Journal of Corporation Law, Vol. 12, No. 1 (Fall 1986), pp. 37-72

Abstract

The question whether hospitals should be regarded as private businesses, or alternatively as public utilities, in order to maximize productive and allocative efficiency, remains controversial. In recent years, the ability of American hospitals and doctors to provide excellent health care services has been hindered by rising costs and distribution problems. This combination of rising costs and decreased distribution has prevented medical services from reaching the portion of the American population that has the greatest need for these services.

In response to these problems, Congress in 1974 passed the National Health Planning and Resources Development Act (NHPRDA). The NHPRDA is designed to regulate health care providers as if they were public utilities. The NHPRDA provides for comprehensive regulation of health care on the state level. The NHPRDA does not specifically preempt the application of federal antitrust laws to the health care professions; rather, it professes to make the health care system more competitive and therefore more efficient.

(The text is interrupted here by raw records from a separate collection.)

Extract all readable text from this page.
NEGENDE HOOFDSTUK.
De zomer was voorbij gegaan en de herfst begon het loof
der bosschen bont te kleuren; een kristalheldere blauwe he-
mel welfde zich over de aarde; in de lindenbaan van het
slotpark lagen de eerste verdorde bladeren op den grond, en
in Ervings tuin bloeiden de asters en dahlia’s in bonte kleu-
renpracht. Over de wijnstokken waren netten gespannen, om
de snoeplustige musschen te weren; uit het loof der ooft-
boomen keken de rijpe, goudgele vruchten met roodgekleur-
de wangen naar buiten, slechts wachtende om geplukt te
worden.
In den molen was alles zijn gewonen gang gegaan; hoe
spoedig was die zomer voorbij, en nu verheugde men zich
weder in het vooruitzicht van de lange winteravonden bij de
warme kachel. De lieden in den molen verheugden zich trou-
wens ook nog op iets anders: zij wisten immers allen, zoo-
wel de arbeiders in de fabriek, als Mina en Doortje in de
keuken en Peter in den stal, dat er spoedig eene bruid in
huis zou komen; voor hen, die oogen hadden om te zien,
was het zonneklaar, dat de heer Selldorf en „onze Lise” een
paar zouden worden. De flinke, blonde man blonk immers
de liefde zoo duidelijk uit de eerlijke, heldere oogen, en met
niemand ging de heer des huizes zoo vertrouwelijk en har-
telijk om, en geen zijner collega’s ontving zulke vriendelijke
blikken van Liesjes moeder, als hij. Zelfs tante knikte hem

In North Carolina ex rel. Edmisten v. P.I.A. Asheville, Inc. (Asheville II), the Fourth Circuit Court of Appeals was presented with the question of whether federal antitrust laws apply to actions undertaken pursuant to the NHPRDA. Asheville II involved a contention by a defendant hospital corporation, the Psychiatric Institutes of America (PIA), that its monopolization of psychiatric hospital care in western North Carolina enhanced operating efficiencies. The PIA further asserted that its monopolization was immune from antitrust challenges. This assertion was based upon grounds of federal implied immunity and state action immunity. In other words, antitrust regulation and public utility regulation of hospitals pursuant to the NHPRDA were inconsistent and mutually exclusive, and Congress had chosen the latter form of regulation in order to maximize efficiency.

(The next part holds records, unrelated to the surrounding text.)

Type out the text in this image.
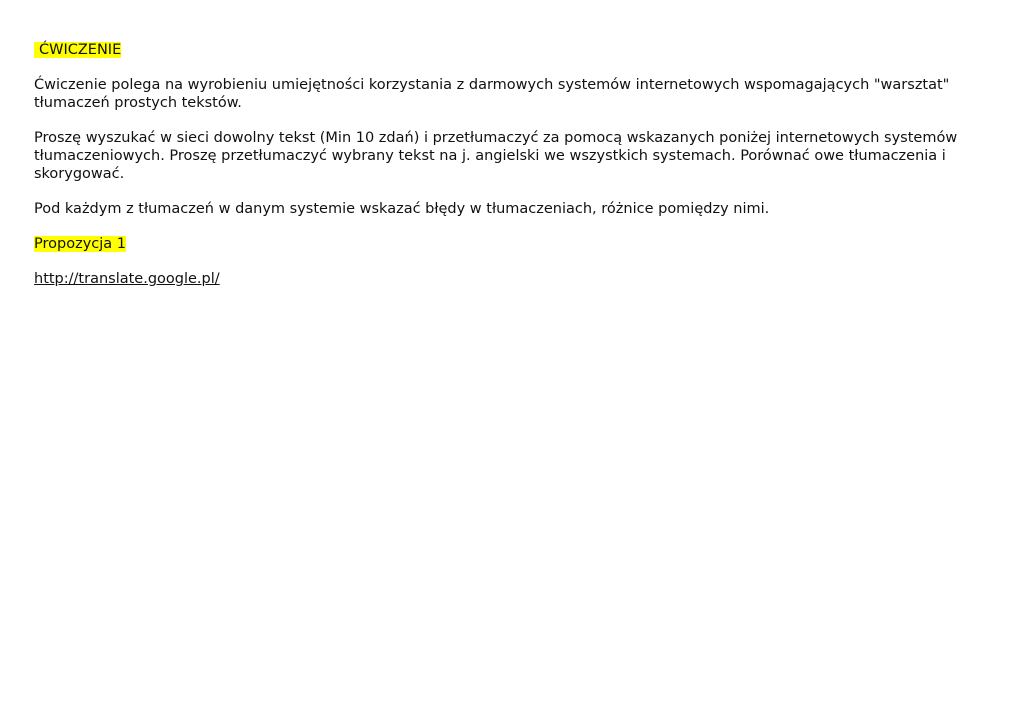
ĆWICZENIE

Ćwiczenie polega na wyrobieniu umiejętności korzystania z darmowych systemów internetowych wspomagających "warsztat" tłumaczeń prostych tekstów.

Proszę wyszukać w sieci dowolny tekst (Min 10 zdań) i przetłumaczyć za pomocą wskazanych poniżej internetowych systemów tłumaczeniowych. Proszę przetłumaczyć wybrany tekst na j. angielski we wszystkich systemach. Porównać owe tłumaczenia i skorygować.

Pod każdym z tłumaczeń w danym systemie wskazać błędy w tłumaczeniach, różnice pomiędzy nimi.

Propozycja 1

http://translate.google.pl/
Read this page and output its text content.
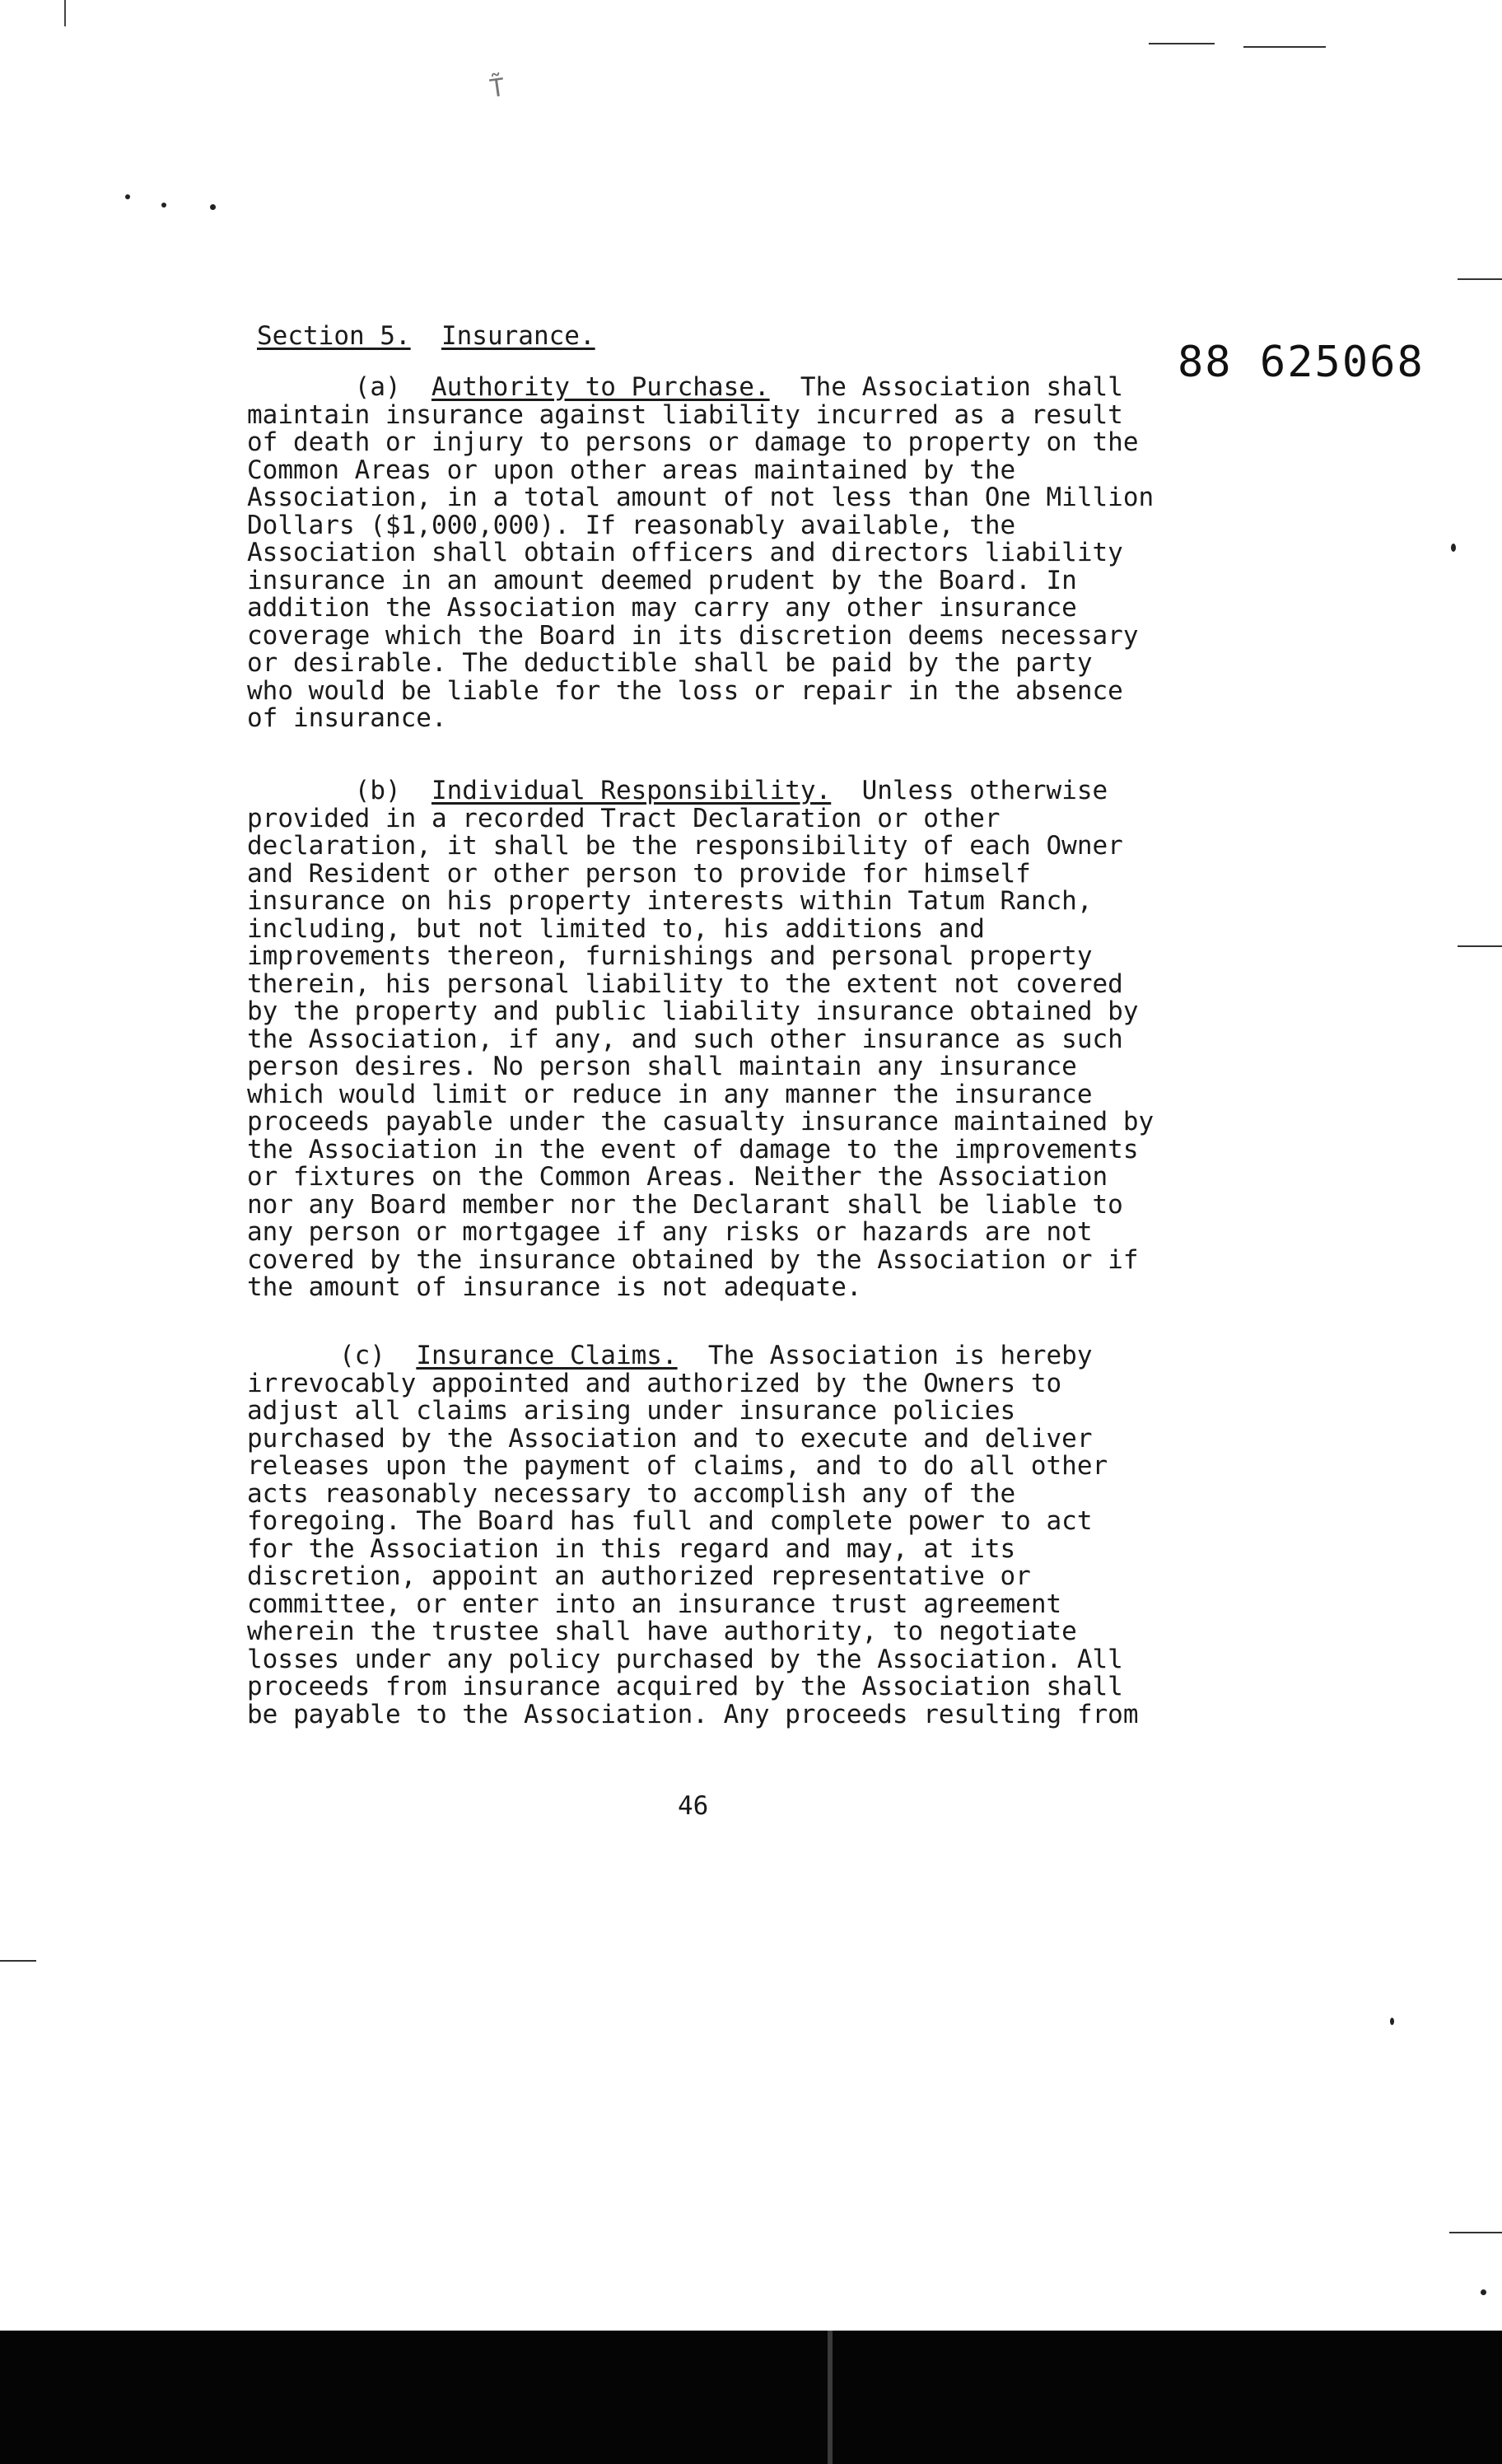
T̃
88 625068
Section 5. Insurance.
(a) Authority to Purchase. The Association shall
maintain insurance against liability incurred as a result
of death or injury to persons or damage to property on the
Common Areas or upon other areas maintained by the
Association, in a total amount of not less than One Million
Dollars ($1,000,000). If reasonably available, the
Association shall obtain officers and directors liability
insurance in an amount deemed prudent by the Board. In
addition the Association may carry any other insurance
coverage which the Board in its discretion deems necessary
or desirable. The deductible shall be paid by the party
who would be liable for the loss or repair in the absence
of insurance.
(b) Individual Responsibility. Unless otherwise
provided in a recorded Tract Declaration or other
declaration, it shall be the responsibility of each Owner
and Resident or other person to provide for himself
insurance on his property interests within Tatum Ranch,
including, but not limited to, his additions and
improvements thereon, furnishings and personal property
therein, his personal liability to the extent not covered
by the property and public liability insurance obtained by
the Association, if any, and such other insurance as such
person desires. No person shall maintain any insurance
which would limit or reduce in any manner the insurance
proceeds payable under the casualty insurance maintained by
the Association in the event of damage to the improvements
or fixtures on the Common Areas. Neither the Association
nor any Board member nor the Declarant shall be liable to
any person or mortgagee if any risks or hazards are not
covered by the insurance obtained by the Association or if
the amount of insurance is not adequate.
(c) Insurance Claims. The Association is hereby
irrevocably appointed and authorized by the Owners to
adjust all claims arising under insurance policies
purchased by the Association and to execute and deliver
releases upon the payment of claims, and to do all other
acts reasonably necessary to accomplish any of the
foregoing. The Board has full and complete power to act
for the Association in this regard and may, at its
discretion, appoint an authorized representative or
committee, or enter into an insurance trust agreement
wherein the trustee shall have authority, to negotiate
losses under any policy purchased by the Association. All
proceeds from insurance acquired by the Association shall
be payable to the Association. Any proceeds resulting from
46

First, this Article presents an overview of the National Health Planning and Resources Development Act (NHPRDA). Second, the Article will discuss the doctrine of implied immunity from antitrust regulation. Third, this Article will examine the state action immunity doctrine. Fourth, the Article will discuss the Fourth Circuit Court of Appeals decision in Asheville II. Fifth, this Article will use Asheville II, with its analysis of the implied and state action immunity doctrines, as a vehicle to examine the policy choice between federal antitrust and public utility regulatory approaches in the context of the NHPRDA. Sixth, the Article will suggest that the controversial, but increasingly accepted, ‘Chicago school’ view of antitrust and free market regulation, which contends that competition necessarily is increased as productive and allocative efficiencies are increased through self-regulation and integration, runs afoul of the long-standing doctrinal analysis of implied and state action immunity from antitrust regulation. Last, the Article will conclude that, despite the appearance that federal antitrust laws presently apply to the health care industry, policymakers in the future may recognize a need to choose more specifically between an ‘inefficient’ free market approach and a traditional public utility regime in the health care field.